Arrêt du 28 juin 2012
Ire Cour de droit civil
 
Composition
Mmes et MM. les Juges Klett, Présidente, Corboz,
Rottenberg Liatowitsch, Kolly et Kiss.
Greffière: Mme Monti.
 
Participants à la procédure
X.________,
représenté par Me Georges Reymond,
recourant,
 
contre
 
Y.________, représenté par Me Jean-Luc Subilia,
intimé.
 
Objet
arbitrage interne; révision d'une sentence arbitrale,
 
recours en matière civile contre l'arrêt rendu le
28 décembre 2011 par la Chambre des recours
civile du Tribunal cantonal du canton de Vaud.
 
Faits:
 
A.
X.________ et Y.________ étaient associés dans le cadre d'une société en nom collectif. En septembre 1989, ils ont convenu de dissoudre cette entité "par voie de liquidation", tout en laissant X.________ poursuivre l'exploitation de l'entreprise. Un liquidateur désigné par les parties devait établir la part revenant à chaque associé. A cette fin, la Fiduciaire A.________ a estimé la valeur de la société dans un rapport du 27 avril 1990. Les parties ne sont pas parvenues à s'entendre.
 
Une procédure arbitrale a alors été engagée. Le siège de l'arbitrage a été fixé à Lausanne. L'arbitre a été invité à statuer sur la "part de liquidation" respective des deux associés. Par mémoire-demande du 15 novembre 1990, Y.________ a conclu au paiement de 553'107 fr., sous déduction des montants qui seraient versés dans la procédure de poursuite en cours. X.________ a conclu au rejet et pris des conclusions reconventionnelles tendant notamment au paiement de 203'538 fr. Une première expertise a été confiée à la Fiduciaire B.________, puis une deuxième au Cabinet C.________, qui a encore déposé un rapport complémentaire.
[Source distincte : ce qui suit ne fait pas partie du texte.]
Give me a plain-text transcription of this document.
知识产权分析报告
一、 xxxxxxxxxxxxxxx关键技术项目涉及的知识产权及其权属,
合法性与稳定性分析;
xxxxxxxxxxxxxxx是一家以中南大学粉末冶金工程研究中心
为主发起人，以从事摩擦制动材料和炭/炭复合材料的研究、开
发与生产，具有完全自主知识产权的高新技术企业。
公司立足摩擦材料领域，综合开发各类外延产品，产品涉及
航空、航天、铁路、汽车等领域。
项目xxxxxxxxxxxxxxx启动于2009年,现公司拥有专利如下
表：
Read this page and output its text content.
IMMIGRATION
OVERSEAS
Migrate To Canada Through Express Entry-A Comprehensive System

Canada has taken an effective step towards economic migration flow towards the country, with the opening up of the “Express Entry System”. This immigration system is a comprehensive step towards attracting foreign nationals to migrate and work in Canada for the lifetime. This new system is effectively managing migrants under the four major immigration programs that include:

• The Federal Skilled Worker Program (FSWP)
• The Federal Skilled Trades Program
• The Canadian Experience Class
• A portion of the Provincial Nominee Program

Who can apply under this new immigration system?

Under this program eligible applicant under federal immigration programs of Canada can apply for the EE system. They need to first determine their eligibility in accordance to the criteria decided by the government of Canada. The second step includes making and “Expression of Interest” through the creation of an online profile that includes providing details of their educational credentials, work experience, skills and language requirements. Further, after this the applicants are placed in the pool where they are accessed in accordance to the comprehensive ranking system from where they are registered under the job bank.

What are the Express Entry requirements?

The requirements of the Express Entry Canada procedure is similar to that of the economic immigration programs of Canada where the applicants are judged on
Par sentence rendue le 27 avril 2006, notifiée aux parties le 20 octobre 2006, l'arbitre a condamné X.________ à payer à Y.________ une indemnité de sortie de 543'250 fr., sous déduction de 430'000 fr., soit en définitive la somme en capital de 113'250 fr.
 
B.
Le 19 octobre 2011, X.________ a saisi la Chambre des recours civile du Tribunal cantonal vaudois d'une demande en révision tendant à l'annulation de la sentence arbitrale et au renvoi de la cause à l'autorité inférieure. La requête se fondait principalement sur une évaluation établie le 12 septembre 2011 par la Fiduciaire D.________ SA, laquelle avait été mise en oeuvre à titre privé par X.________. Le but déclaré de ce rapport était de vérifier si les éléments à disposition du juge arbitre étaient corrects et si la décision avait été prise en connaissance de cause. La fiduciaire concluait que les expertises sur lesquelles s'était appuyé l'arbitre étaient erronées dans la mesure où elles ne tenaient pas compte de l'évolution des réserves latentes, ce qui avait faussé la valorisation des parts. Le prix de sortie de l'associé Y.________ était manifestement surfait; sa part avait été surévaluée.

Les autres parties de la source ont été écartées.